The server should listen on port 8000 and have the following POST
endpoints:
/new_repository
Makes a new empty respository with the given name. It is an error if a repository with this name already exists.
The request JSON has the following form:
{
name: string
}
If successful, the response JSON has the following form:
{
success: true
}
/fetch
Retrieves all new commits to the given repository. The client indicates what its last known commit is (if any). It is an error if the repository doesn't exist or the commit does not exist in that repository.
The request JSON has the following form:
{
// Repository name
name: string
// Last known commit ID.
// Omitted if the client doesn't have any commits.
parentID: string | undefined
}
If successful, the response JSON has the following form:
{
success: true
// Commits after parentID up to HEAD.
// They must be ordered from oldest to newest.
commits: Commit[]
}
where
type Commit = {
id: string
message: string
diffs: FileDiffs
}
type FileDiffs = {
// Map each filename to a diff for that file
[file: string]: Diff
}
// A diff is an array of "same" and "change" elements
type Diff = DiffElement[]
type DiffElement
= {type: 'same', count: number}
| {type: 'change', deletions: number, insertions: string[]}
/commit
Pushes the given commit to the given repository.
It is an error if the repository does not exist or the parent commit does not exist in that repository.
You can use whatever ID for the new commit you want, but it should not be likely to conflict with an existing ID.
(I used require('crypto').randomBytes(16).toString('hex')
.)
The commit needs to be merged/rebased off the current HEAD
if HEAD
is different from parentID
.
If there is a merge conflict, mergeFileDiffs()
will throw an error, which you should report to the client.
The request JSON has the following form:
{
// Repository name
name: string
// Parent commit.
// Omitted if this is the initial commit.
parentID: string | undefined
// Commit message
message: string
// Diffs for each changed file
diffs: FileDiffs
}
The response JSON has the same format as for /fetch
.
The commits sent back should include the newly added commit.
Diff functions
diff.js
exports some utility functions for working with diffs.

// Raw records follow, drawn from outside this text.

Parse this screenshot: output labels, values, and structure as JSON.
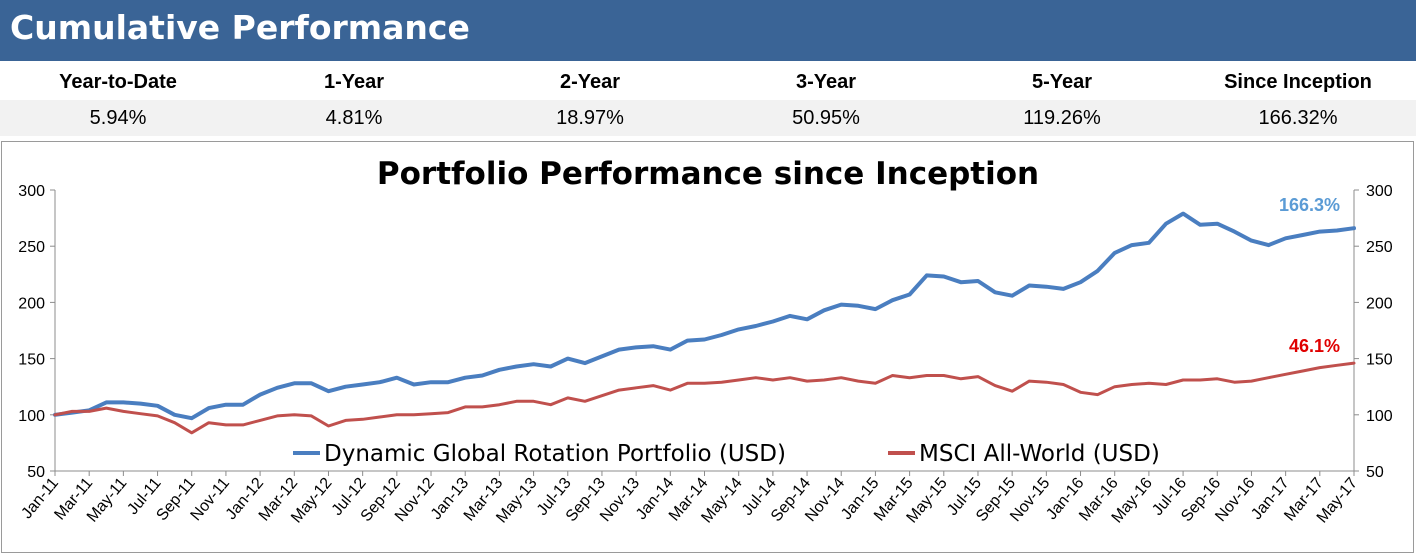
{
  "header": {
    "title": "Cumulative Performance"
  },
  "performance": {
    "labels": [
      "Year-to-Date",
      "1-Year",
      "2-Year",
      "3-Year",
      "5-Year",
      "Since Inception"
    ],
    "values": [
      "5.94%",
      "4.81%",
      "18.97%",
      "50.95%",
      "119.26%",
      "166.32%"
    ]
  },
  "colors": {
    "header": "#3A6496",
    "portfolio": "#4A7EC0",
    "msci": "#C0504D",
    "portfolio_label": "#5B9BD5",
    "msci_label": "#E00000"
  },
  "chart_data": {
    "type": "line",
    "title": "Portfolio Performance since Inception",
    "ylim": [
      50,
      300
    ],
    "yticks": [
      50,
      100,
      150,
      200,
      250,
      300
    ],
    "grid": false,
    "legend_position": "bottom-center",
    "x_tick_labels": [
      "Jan-11",
      "Mar-11",
      "May-11",
      "Jul-11",
      "Sep-11",
      "Nov-11",
      "Jan-12",
      "Mar-12",
      "May-12",
      "Jul-12",
      "Sep-12",
      "Nov-12",
      "Jan-13",
      "Mar-13",
      "May-13",
      "Jul-13",
      "Sep-13",
      "Nov-13",
      "Jan-14",
      "Mar-14",
      "May-14",
      "Jul-14",
      "Sep-14",
      "Nov-14",
      "Jan-15",
      "Mar-15",
      "May-15",
      "Jul-15",
      "Sep-15",
      "Nov-15",
      "Jan-16",
      "Mar-16",
      "May-16",
      "Jul-16",
      "Sep-16",
      "Nov-16",
      "Jan-17",
      "Mar-17",
      "May-17"
    ],
    "series": [
      {
        "name": "Dynamic Global Rotation Portfolio (USD)",
        "end_label": "166.3%",
        "values": [
          100,
          102,
          104,
          111,
          111,
          110,
          108,
          100,
          97,
          106,
          109,
          109,
          118,
          124,
          128,
          128,
          121,
          125,
          127,
          129,
          133,
          127,
          129,
          129,
          133,
          135,
          140,
          143,
          145,
          143,
          150,
          146,
          152,
          158,
          160,
          161,
          158,
          166,
          167,
          171,
          176,
          179,
          183,
          188,
          185,
          193,
          198,
          197,
          194,
          202,
          207,
          224,
          223,
          218,
          219,
          209,
          206,
          215,
          214,
          212,
          218,
          228,
          244,
          251,
          253,
          270,
          279,
          269,
          270,
          263,
          255,
          251,
          257,
          260,
          263,
          264,
          266
        ]
      },
      {
        "name": "MSCI All-World (USD)",
        "end_label": "46.1%",
        "values": [
          100,
          103,
          103,
          106,
          103,
          101,
          99,
          93,
          84,
          93,
          91,
          91,
          95,
          99,
          100,
          99,
          90,
          95,
          96,
          98,
          100,
          100,
          101,
          102,
          107,
          107,
          109,
          112,
          112,
          109,
          115,
          112,
          117,
          122,
          124,
          126,
          122,
          128,
          128,
          129,
          131,
          133,
          131,
          133,
          130,
          131,
          133,
          130,
          128,
          135,
          133,
          135,
          135,
          132,
          134,
          126,
          121,
          130,
          129,
          127,
          120,
          118,
          125,
          127,
          128,
          127,
          131,
          131,
          132,
          129,
          130,
          133,
          136,
          139,
          142,
          144,
          146
        ]
      }
    ]
  }
}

The ones you will likely find useful when implementing the server are:
-
addFileDiffs()
: this function takes an array of diffs to apply in sequence and concatenates them into a single diff. The result of each diff should be the source of the next. For example, if we have a diff fromA
toB
,B
toC
, andC
toD
, adding them gives the diff fromA
toD
. -
mergeFileDiffs()
: this function takes two diffs to apply in parallel. Both diffs should have the same source. For example, if we have a diff fromA
toB
and fromA
toC
, merging them gives a diff fromA
that combines both sets of changes. -
subtractFileDiffs()
: this function takes two diffs and returns the diff that must be added to the second to get the first. Both diffs should have the same source. For example, if we have a diff fromA
toC
and fromA
toB
, subtracting them gives the diff fromB
toC
.
Note that these functions expect diffs in the form of FileDiffs
objects, which map filenames to diffs for individual files.

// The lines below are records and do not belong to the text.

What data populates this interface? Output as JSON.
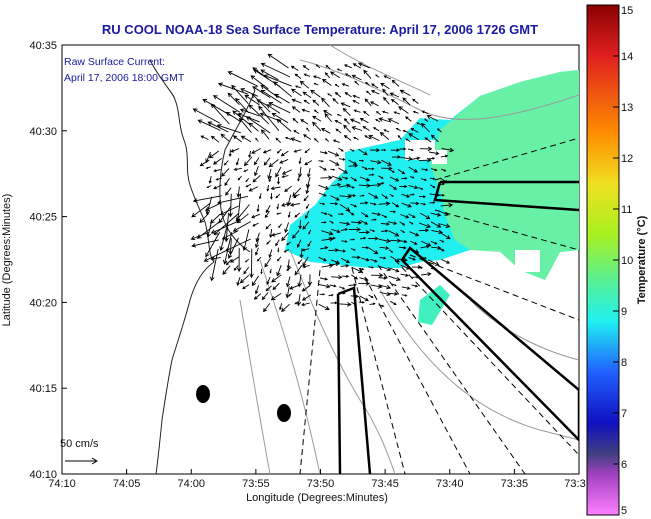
{
  "chart_data": {
    "type": "heatmap",
    "title": "RU COOL  NOAA-18  Sea Surface Temperature:  April 17, 2006 1726 GMT",
    "xlabel": "Longitude (Degrees:Minutes)",
    "ylabel": "Latitude (Degrees:Minutes)",
    "x_tick_labels": [
      "74:10",
      "74:05",
      "74:00",
      "73:55",
      "73:50",
      "73:45",
      "73:40",
      "73:35",
      "73:3"
    ],
    "y_tick_labels": [
      "40:35",
      "40:30",
      "40:25",
      "40:20",
      "40:15",
      "40:10"
    ],
    "xlim_minutes_west": [
      70,
      30
    ],
    "ylim_minutes_north": [
      10,
      35
    ],
    "colorbar": {
      "label": "Temperature (°C)",
      "ticks": [
        "15",
        "14",
        "13",
        "12",
        "11",
        "10",
        "9",
        "8",
        "7",
        "6",
        "5"
      ],
      "range": [
        5,
        15
      ]
    },
    "annotations": {
      "current_label": "Raw Surface Current:",
      "current_time": "April 17, 2006 18:00 GMT",
      "scale_label": "50 cm/s"
    },
    "sst_range_observed": [
      8.8,
      9.6
    ],
    "colors": {
      "title": "#1a1aa0",
      "sst_cyan": "#22f0f0",
      "sst_green": "#6ef0a0",
      "vector": "#000000",
      "contour": "#9a9a9a"
    }
  }
}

You don't need to understand the code behind these functions, but I think the diffing algorithm is really cool, so please ask me if you want to know more!
Going further
If you are interested and want to add more to the VC project, try adding support for "branches". Branches allow for there to be multiple "heads" with different names. Ideally, it should be possible to:
- Pull the history of all branches from the server
- "Check out" a branch locally, replacing all files with their current versions on that branch
- Push a commit to the branch that is currently checked out
- Merge one branch into another (if there are no conflicts)
- Delete a branch (in the local repository and on the server)

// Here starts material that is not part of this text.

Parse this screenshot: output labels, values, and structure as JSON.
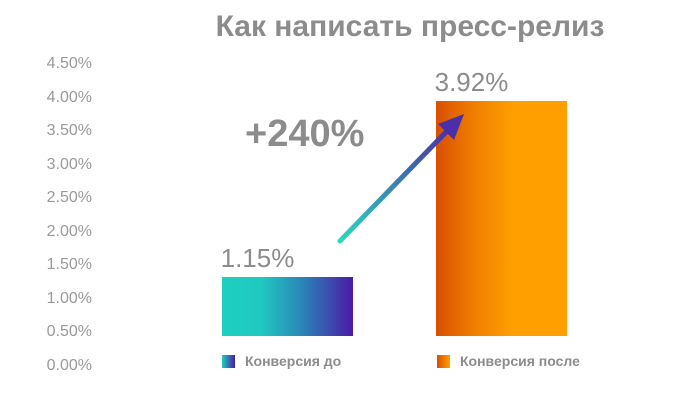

Another issue we haven't addressed is handling concurrent accesses to repositories. For example, the asynchronous server allows two commit requests to be processed at the same time, which could corrupt a repository. A more robust server would ensure that any commit to a repository causes all other commits and fetches to that repository to wait until the commit finishes. Implement this behavior by writing an asynchronous analog of mutexes or read-write locks using callback functions.